A LOW-TECH, highly-accessible McLean Care program is the centrepiece of the richly laden Seniors’ Festival over April 4-6.

Called Bush Compass, the now 12-month-old program enables remote senior residents from across the Northern Tablelands and a live link to community care activities at McLean.

“They run a class up at the gym, so all local people from the community go up to our gym, and then we Skype in our participants from the outlying areas, so they’re actually participating in that class,” McLean Community Care manager Gail Ting said. “We’ve got people at Mungindi, Tingha, Glen Innes, Delungra.”

She said it was about getting regional rural people to interact and participate.

“Basically there’s nothing for people that live on rural properties, they have to literally get in the car and access wellness and re-ablement exercise programs,” McLean chief executive officer Sue Thomson said.

“They don’t have to with this.”

She said the distance to access the community and programs to engage older resident could be discouraging and encourage social isolation, and Bush Compass offered a bridge to those residents.

“It’s not just the physical, it’s also the mental, it’s the socialisation; they’re interacting with a group of people,” Gail said.

“That’s a huge part of it,” McLean Retirement Services manager Robyn Dixon added.

The leader of the exercise session at McLean is able to view each person remotely participating in their homes.

Anybody of an eligible age can access the program, with the only cost a minimal fee for the sessions, and a cost of about $250 to equip and install the Skype machine access to the person’s television set.

McLean has also connected phone lines and handled the internet accessibility for residents whio keep the machine and may use it to stay connected to family and friends.

Gail said in its frist year, the program now has case studies, reflecting very positive, measureable outcomes with physical therapy tools.

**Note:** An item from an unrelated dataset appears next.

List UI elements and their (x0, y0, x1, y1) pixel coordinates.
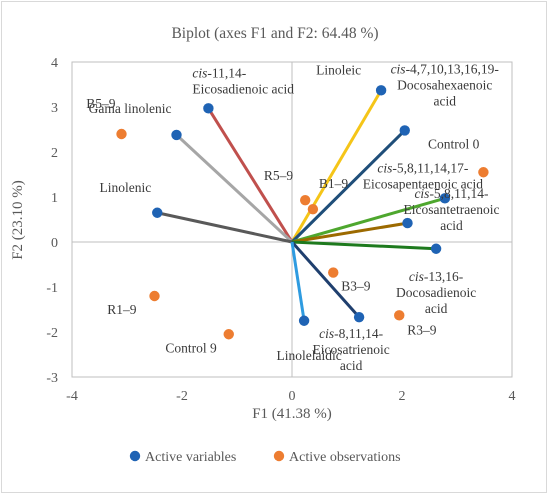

The client went from an unsustainable need for two supporting adults to being able to stand themself with only one person to assist.

“So it’s been able to keep that person out of residential care,” Gail said.

“Very empowering,” Sue added.

She explained a further benefit to remote participants is the delivery of the correct physical exercise considering their health, such as type-2 diabetics.

Bush Compass was funded by the NSW Department of Family and Community Services and McLean, and is accessible to all seniors.